In the morning, troops of hikers started walking past me as I packed. Evidently the actual ball-field for camping was a few more blue blazes down the road, where there was a shower and plenty of water and a lot of camped north-bounders. So as usual I gave up too soon, and that's why the priest gave me that look—another scantily clad female invading the sanctity of his monastery, the free services they provide for hikers deemed not good enough. Maybe I'm feeling guilt for 2004, when we zeroed here and they still fed hikers, the last year they did. I worry that we were the reason they stopped, late-season lazy-ass hikers taking advantage of their hospitality, and now I was again. His face, and my exhausted disgust as I filled up water, keeps haunting me.

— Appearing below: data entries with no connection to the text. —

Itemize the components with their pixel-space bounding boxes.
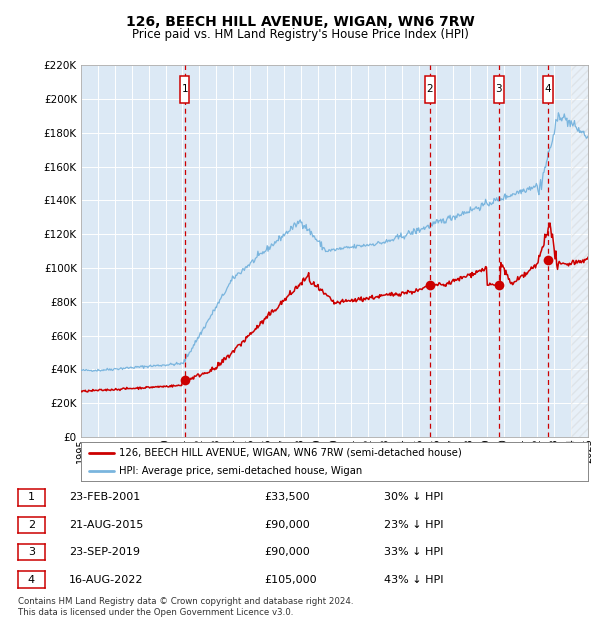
Text: 43% ↓ HPI: 43% ↓ HPI — [384, 575, 443, 585]
Text: 3: 3 — [496, 84, 502, 94]
Text: 1: 1 — [28, 492, 35, 502]
Text: 3: 3 — [28, 547, 35, 557]
FancyBboxPatch shape — [425, 76, 434, 103]
Text: Contains HM Land Registry data © Crown copyright and database right 2024.
This d: Contains HM Land Registry data © Crown c… — [18, 598, 353, 617]
Text: 1: 1 — [181, 84, 188, 94]
Bar — [571, 65, 588, 437]
Text: £90,000: £90,000 — [264, 520, 310, 529]
Text: 23% ↓ HPI: 23% ↓ HPI — [384, 520, 443, 529]
FancyBboxPatch shape — [180, 76, 190, 103]
Text: 30% ↓ HPI: 30% ↓ HPI — [384, 492, 443, 502]
Text: HPI: Average price, semi-detached house, Wigan: HPI: Average price, semi-detached house,… — [119, 466, 362, 476]
Text: 23-SEP-2019: 23-SEP-2019 — [69, 547, 140, 557]
Text: 126, BEECH HILL AVENUE, WIGAN, WN6 7RW: 126, BEECH HILL AVENUE, WIGAN, WN6 7RW — [125, 16, 475, 30]
Text: 4: 4 — [544, 84, 551, 94]
Text: Price paid vs. HM Land Registry's House Price Index (HPI): Price paid vs. HM Land Registry's House … — [131, 28, 469, 41]
Text: £33,500: £33,500 — [264, 492, 310, 502]
Text: 33% ↓ HPI: 33% ↓ HPI — [384, 547, 443, 557]
Text: 23-FEB-2001: 23-FEB-2001 — [69, 492, 140, 502]
Text: £90,000: £90,000 — [264, 547, 310, 557]
FancyBboxPatch shape — [494, 76, 503, 103]
FancyBboxPatch shape — [543, 76, 553, 103]
Text: 2: 2 — [28, 520, 35, 529]
Text: 126, BEECH HILL AVENUE, WIGAN, WN6 7RW (semi-detached house): 126, BEECH HILL AVENUE, WIGAN, WN6 7RW (… — [119, 448, 462, 458]
Text: 21-AUG-2015: 21-AUG-2015 — [69, 520, 143, 529]
Text: 4: 4 — [28, 575, 35, 585]
Text: £105,000: £105,000 — [264, 575, 317, 585]
Text: 2: 2 — [427, 84, 433, 94]
Text: 16-AUG-2022: 16-AUG-2022 — [69, 575, 143, 585]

But then again I like to blame myself for everything. So tonight I was determined to go far enough, all the way to the shelter, rather than stopping .1 or .2 ahead, as I've done so many times, losing the satisfaction of reaching an intended destination. But my legs are shot. My knees are getting worse.
The last two miles of the day were excruciating, as always. After the final waterless climb, the trail stretched for a mile along this gorgeous and austere ridge piled with rocks. I limped up and down, each step jarring, completely unable to enjoy the constant gorgeous scenery, the lichen-splattered rocks amid tufts of grass and dwarfed trees. Bewildering blue-blazed trails led off mysteriously, making me doubt if I hadn't already passed the shelter.

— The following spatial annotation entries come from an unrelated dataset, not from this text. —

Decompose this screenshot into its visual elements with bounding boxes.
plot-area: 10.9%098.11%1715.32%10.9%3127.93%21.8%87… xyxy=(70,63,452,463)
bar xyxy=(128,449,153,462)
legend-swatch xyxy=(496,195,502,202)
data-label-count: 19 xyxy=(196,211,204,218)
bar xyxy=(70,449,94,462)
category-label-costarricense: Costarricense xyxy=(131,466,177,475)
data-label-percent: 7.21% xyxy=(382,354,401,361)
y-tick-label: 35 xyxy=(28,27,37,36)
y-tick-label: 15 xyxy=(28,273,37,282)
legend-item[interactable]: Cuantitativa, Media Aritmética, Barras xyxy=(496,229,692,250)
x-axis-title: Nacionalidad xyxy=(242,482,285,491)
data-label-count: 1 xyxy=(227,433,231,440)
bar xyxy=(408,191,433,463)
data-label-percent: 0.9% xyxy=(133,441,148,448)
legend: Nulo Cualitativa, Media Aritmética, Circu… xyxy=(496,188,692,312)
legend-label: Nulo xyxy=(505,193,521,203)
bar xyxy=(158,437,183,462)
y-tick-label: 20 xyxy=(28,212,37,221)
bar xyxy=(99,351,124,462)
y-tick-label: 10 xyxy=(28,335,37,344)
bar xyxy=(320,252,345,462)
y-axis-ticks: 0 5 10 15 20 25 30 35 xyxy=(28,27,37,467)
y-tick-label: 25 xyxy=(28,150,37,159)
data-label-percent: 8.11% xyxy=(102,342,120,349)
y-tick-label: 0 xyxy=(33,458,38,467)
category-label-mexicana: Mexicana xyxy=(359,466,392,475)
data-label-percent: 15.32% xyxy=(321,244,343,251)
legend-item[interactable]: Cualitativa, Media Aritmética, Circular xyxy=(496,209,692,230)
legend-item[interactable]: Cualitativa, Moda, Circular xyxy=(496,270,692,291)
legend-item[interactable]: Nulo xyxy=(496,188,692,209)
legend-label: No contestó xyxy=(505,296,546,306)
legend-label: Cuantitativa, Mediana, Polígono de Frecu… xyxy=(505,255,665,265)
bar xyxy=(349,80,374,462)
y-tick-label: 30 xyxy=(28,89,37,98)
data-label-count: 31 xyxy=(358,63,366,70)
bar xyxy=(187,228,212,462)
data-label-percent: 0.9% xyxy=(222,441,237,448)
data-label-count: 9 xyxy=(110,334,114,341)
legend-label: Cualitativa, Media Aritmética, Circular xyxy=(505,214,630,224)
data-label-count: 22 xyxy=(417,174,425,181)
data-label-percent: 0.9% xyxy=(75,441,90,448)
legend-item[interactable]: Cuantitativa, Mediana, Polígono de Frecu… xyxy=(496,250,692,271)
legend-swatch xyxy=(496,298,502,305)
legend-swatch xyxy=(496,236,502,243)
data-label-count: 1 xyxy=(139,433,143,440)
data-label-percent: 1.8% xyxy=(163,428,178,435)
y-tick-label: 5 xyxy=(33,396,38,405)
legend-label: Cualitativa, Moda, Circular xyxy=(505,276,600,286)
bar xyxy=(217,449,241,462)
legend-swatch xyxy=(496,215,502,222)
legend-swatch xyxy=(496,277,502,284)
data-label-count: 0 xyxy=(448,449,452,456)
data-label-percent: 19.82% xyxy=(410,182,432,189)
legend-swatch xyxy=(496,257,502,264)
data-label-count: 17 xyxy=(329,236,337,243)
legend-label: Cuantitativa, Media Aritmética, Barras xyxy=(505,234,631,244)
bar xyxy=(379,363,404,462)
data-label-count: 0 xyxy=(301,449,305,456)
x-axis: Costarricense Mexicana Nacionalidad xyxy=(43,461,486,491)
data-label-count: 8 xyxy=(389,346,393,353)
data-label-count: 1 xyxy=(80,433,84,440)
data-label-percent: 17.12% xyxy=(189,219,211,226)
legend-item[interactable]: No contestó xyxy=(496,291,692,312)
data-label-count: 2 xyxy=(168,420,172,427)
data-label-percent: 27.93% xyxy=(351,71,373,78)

Then the shelter sign was missing, and I had to trust the arrow that someone had marked with a Sharpie. Then another .6 miles of climbs and tumbles down granite boulders, not even knowing if this extended blue blaze was the right shelter trail. That last .6 off-trail felt like six miles, up and down rocky outcroppings, with strangely blazed blue and orange and yellow trails criss-crossing the unmarked shelter trail and no water.
I could have stopped earlier and camped alone again, but I pressed on, and on, and on, and actually arrived at the promised shelter, seeing the hammocks strung up in the trees, smelling the woodsmoke. In these last miles I find myself constant playing, please God, please God. I am praying for a glimpse of a slanted roof, the whiff of privy that means other humans. Now that I'm here I'm not sure the .6 was worth it. And I'm thirsty.
I'm happy I only have two more days, for the sake of my body, but I'm nervous about the bus ride to NY and thence to Providence or Boston. I wish I was continuing, because I love life out here, but I really think my body can't stand it. On the trail, I am whole. Minus my knees.
So here, tonight, for one more night, I am home—hungry and dehydrated and sick—but home. In a three-sided shelter, with stinky strangers and mosquitoes and no view, carrying everything I need.